Is your credit score lower than you would like? Are you thinking about applying for a mortgage? If so, you need to get your credit score higher so that you can get the best interest rate and terms available.
Luckily, there are a few simple ways that you can quickly boost your credit score and get the best mortgage terms.
Dispute Inaccurate Information
You may not even realize that inaccurate information is what is bringing your credit score down. Whether it’s a late payment that you actually made on time or a credit card that doesn’t belong to you, these things can affect your credit score.
Before you apply for a mortgage, request your three free credit reports here. Then take the time to go through each report and make sure everything is accurate. Look closely at each account. Is the current balance accurate? Are your payment dates accurate? Does the account belong to you? Did you close the account? These are things you should look for and make sure everything on the credit report is 100% right.
If you find mistakes, make a request in writing to have them fixed. Make sure you provide ample proof as to why what is on your credit report is wrong. It’s also a good idea to follow up with the creditor reporting the information to make sure they follow through as well.
Pay Your Credit Cards Frequently
Rather than sticking to the once-a-month credit card payments, increase your frequency. If you can, pay the bill twice a month. It’s best if you make a full payment each time, but even if you split your monthly payment into two payments, it will decrease your balance faster. This may lower your utilization rate, especially if you spend a lot on credit cards.
When you make a payment once a month, you don’t know if the creditor reports your account to the credit bureaus before or after you make your payment. If it’s before, your balance will look inflated, which will bring your credit score down. Instead, make frequent payments and definitely pay off as much of the balance at once as you can.
Ask Your Credit Card Company for an Increase
Believe it or not, asking for a higher credit limit can increase your credit score, but only if you don’t use it. When you increase your credit limit, you decrease your credit utilization rate. This is the amount of credit that you have outstanding compared to your available balances. It’s a little trick that works, but you have to be responsible.

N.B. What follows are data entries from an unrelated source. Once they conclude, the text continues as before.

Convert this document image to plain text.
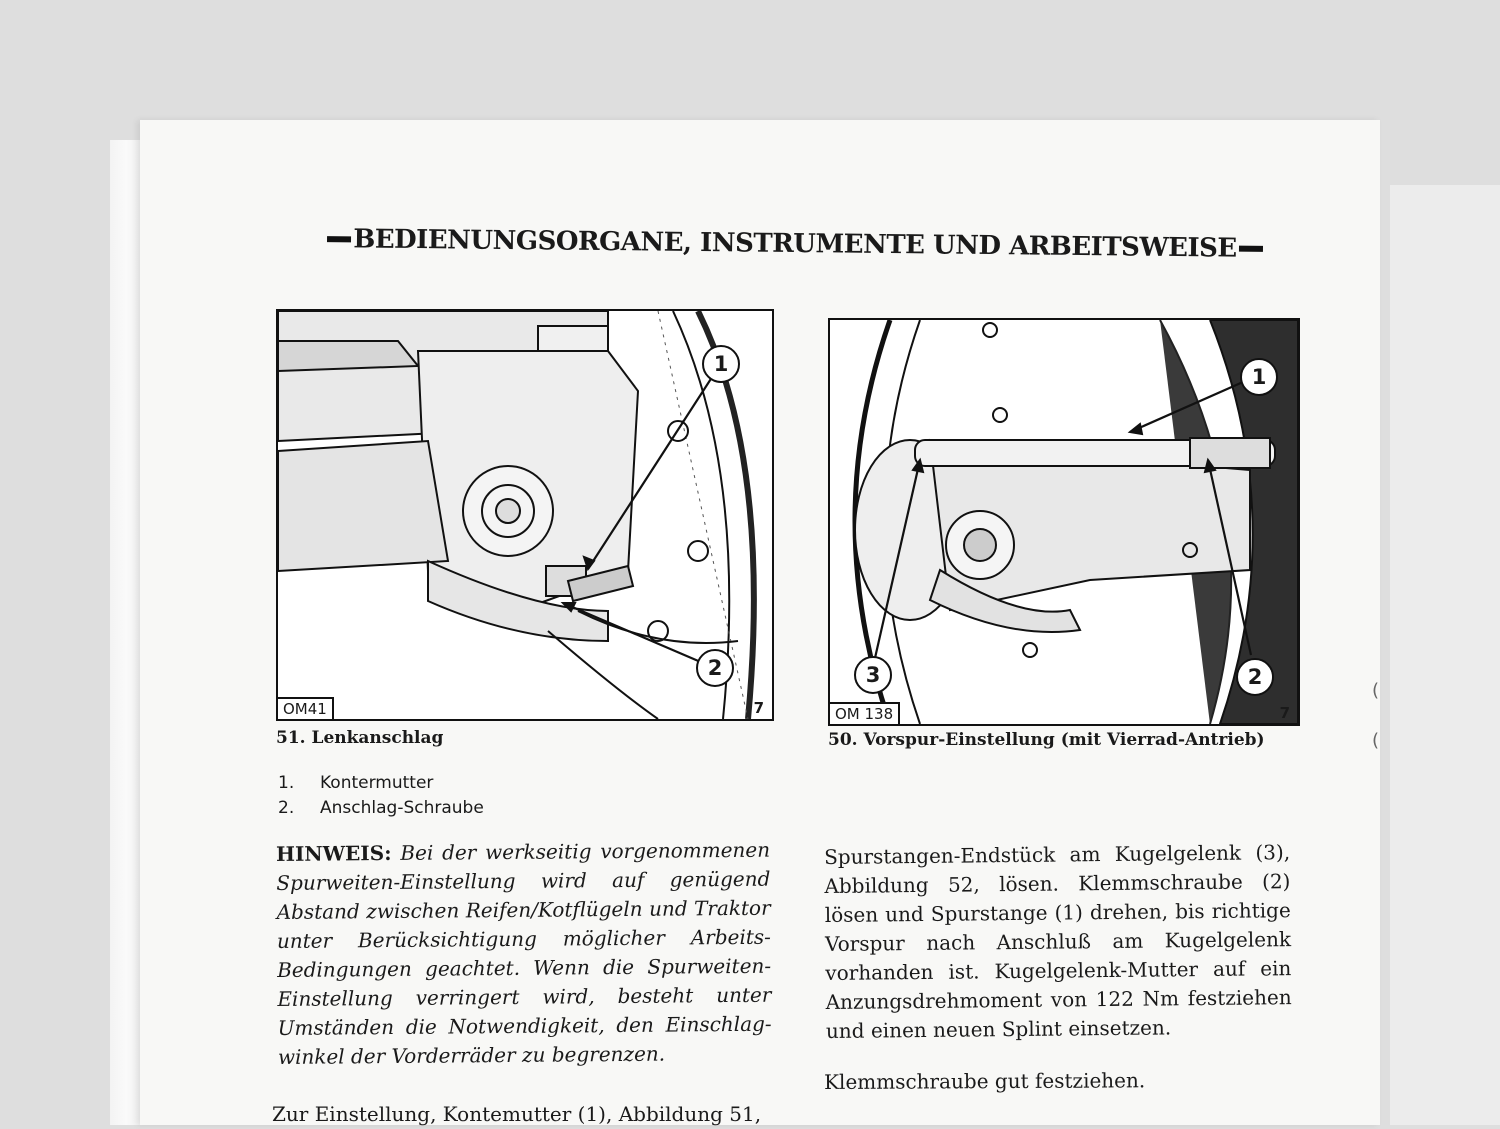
(
(
BEDIENUNGSORGANE, INSTRUMENTE UND ARBEITSWEISE
1
2
OM41	7
51. Lenkanschlag
1
2
3
OM 138	7
50. Vorspur-Einstellung (mit Vierrad-Antrieb)
1. Kontermutter
2. Anschlag-Schraube
HINWEIS: Bei der werkseitig vorgenommenen Spurweiten-Einstellung wird auf genügend Abstand zwischen Reifen/Kotflügeln und Traktor unter Berücksichtigung möglicher Arbeits-Bedingungen geachtet. Wenn die Spurweiten-Einstellung verringert wird, besteht unter Umständen die Notwendigkeit, den Einschlag-winkel der Vorderräder zu begrenzen.
Zur Einstellung, Kontemutter (1), Abbildung 51,
Spurstangen-Endstück am Kugelgelenk (3), Abbildung 52, lösen. Klemmschraube (2) lösen und Spurstange (1) drehen, bis richtige Vorspur nach Anschluß am Kugelgelenk vorhanden ist. Kugelgelenk-Mutter auf ein Anzungsdrehmoment von 122 Nm festziehen und einen neuen Splint einsetzen.
Klemmschraube gut festziehen.
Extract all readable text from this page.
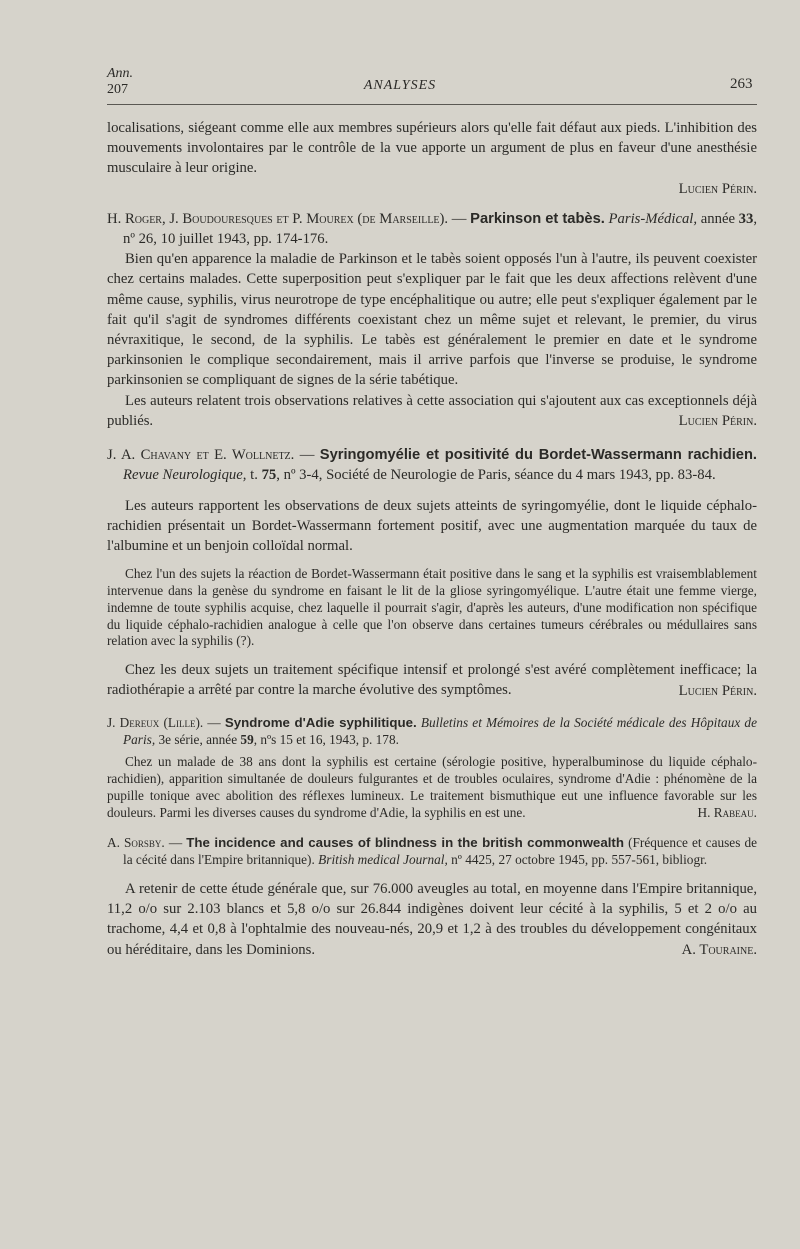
Ann.
207	ANALYSES	263

localisations, siégeant comme elle aux membres supérieurs alors qu'elle fait défaut aux pieds. L'inhibition des mouvements involontaires par le contrôle de la vue apporte un argument de plus en faveur d'une anesthésie musculaire à leur origine.

Lucien Périn.

H. Roger, J. Boudouresques et P. Mourex (de Marseille). — Parkinson et tabès. Paris-Médical, année 33, nº 26, 10 juillet 1943, pp. 174-176.

Bien qu'en apparence la maladie de Parkinson et le tabès soient opposés l'un à l'autre, ils peuvent coexister chez certains malades. Cette superposition peut s'expliquer par le fait que les deux affections relèvent d'une même cause, syphilis, virus neurotrope de type encéphalitique ou autre; elle peut s'expliquer également par le fait qu'il s'agit de syndromes différents coexistant chez un même sujet et relevant, le premier, du virus névraxitique, le second, de la syphilis. Le tabès est généralement le premier en date et le syndrome parkinsonien le complique secondairement, mais il arrive parfois que l'inverse se produise, le syndrome parkinsonien se compliquant de signes de la série tabétique.

Les auteurs relatent trois observations relatives à cette association qui s'ajoutent aux cas exceptionnels déjà publiés.	Lucien Périn.

J. A. Chavany et E. Wollnetz. — Syringomyélie et positivité du Bordet-Wassermann rachidien. Revue Neurologique, t. 75, nº 3-4, Société de Neurologie de Paris, séance du 4 mars 1943, pp. 83-84.

Les auteurs rapportent les observations de deux sujets atteints de syringomyélie, dont le liquide céphalo-rachidien présentait un Bordet-Wassermann fortement positif, avec une augmentation marquée du taux de l'albumine et un benjoin colloïdal normal.

Chez l'un des sujets la réaction de Bordet-Wassermann était positive dans le sang et la syphilis est vraisemblablement intervenue dans la genèse du syndrome en faisant le lit de la gliose syringomyélique. L'autre était une femme vierge, indemne de toute syphilis acquise, chez laquelle il pourrait s'agir, d'après les auteurs, d'une modification non spécifique du liquide céphalo-rachidien analogue à celle que l'on observe dans certaines tumeurs cérébrales ou médullaires sans relation avec la syphilis (?).

Chez les deux sujets un traitement spécifique intensif et prolongé s'est avéré complètement inefficace; la radiothérapie a arrêté par contre la marche évolutive des symptômes.	Lucien Périn.

J. Dereux (Lille). — Syndrome d'Adie syphilitique. Bulletins et Mémoires de la Société médicale des Hôpitaux de Paris, 3e série, année 59, nºs 15 et 16, 1943, p. 178.

Chez un malade de 38 ans dont la syphilis est certaine (sérologie positive, hyperalbuminose du liquide céphalo-rachidien), apparition simultanée de douleurs fulgurantes et de troubles oculaires, syndrome d'Adie : phénomène de la pupille tonique avec abolition des réflexes lumineux. Le traitement bismuthique eut une influence favorable sur les douleurs. Parmi les diverses causes du syndrome d'Adie, la syphilis en est une.	H. Rabeau.

A. Sorsby. — The incidence and causes of blindness in the british commonwealth (Fréquence et causes de la cécité dans l'Empire britannique). British medical Journal, nº 4425, 27 octobre 1945, pp. 557-561, bibliogr.

A retenir de cette étude générale que, sur 76.000 aveugles au total, en moyenne dans l'Empire britannique, 11,2 o/o sur 2.103 blancs et 5,8 o/o sur 26.844 indigènes doivent leur cécité à la syphilis, 5 et 2 o/o au trachome, 4,4 et 0,8 à l'ophtalmie des nouveau-nés, 20,9 et 1,2 à des troubles du développement congénitaux ou héréditaire, dans les Dominions.	A. Touraine.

If you think you’ll use the available credit provided to you, don’t increase your credit line. If you can leave it untouched, though, it can help your credit score increase quickly.
Ask to be an Authorized User
If your parents or a sibling has great credit and has credit cards with low balances, ask if you can be an authorized user. Before you do so, though, find out what credit card companies they use. You should then contact those companies to see if they report authorized users to the credit bureau. If they do, the good credit habits could help your credit score.
Of course, this only works if your family member has good financial habits. If they continually max out their credit cards or make payments late, it won’t help your position. In that case, you’d be better off staying off the credit card.
Get Collections Off Your Credit Report
If you have collections on your credit report, they likely drag your credit score down. If you pay the collections, your credit score may be even more affected. It sounds crazy, but you restart the clock on the collection. If it’s from a long time ago, chances are it isn’t affecting your credit score ‘too much.’ If you pay it, you make it active again, which can drag your credit score down lower.
Instead, try negotiating with the collection agency to remove the collection from your credit report if you pay the balance. If you can pay the collection in full, you have the most bargaining power. If you can’t, make the payment and the removal of the collection from your credit report part of the negotiations.
These steps can help you increase your credit score quickly. No change will occur overnight no matter what you do, but these steps will help your credit score increase as quickly as possible. It’s best if you start these practices six months to one year before you apply for a mortgage to allow them time to help your credit score.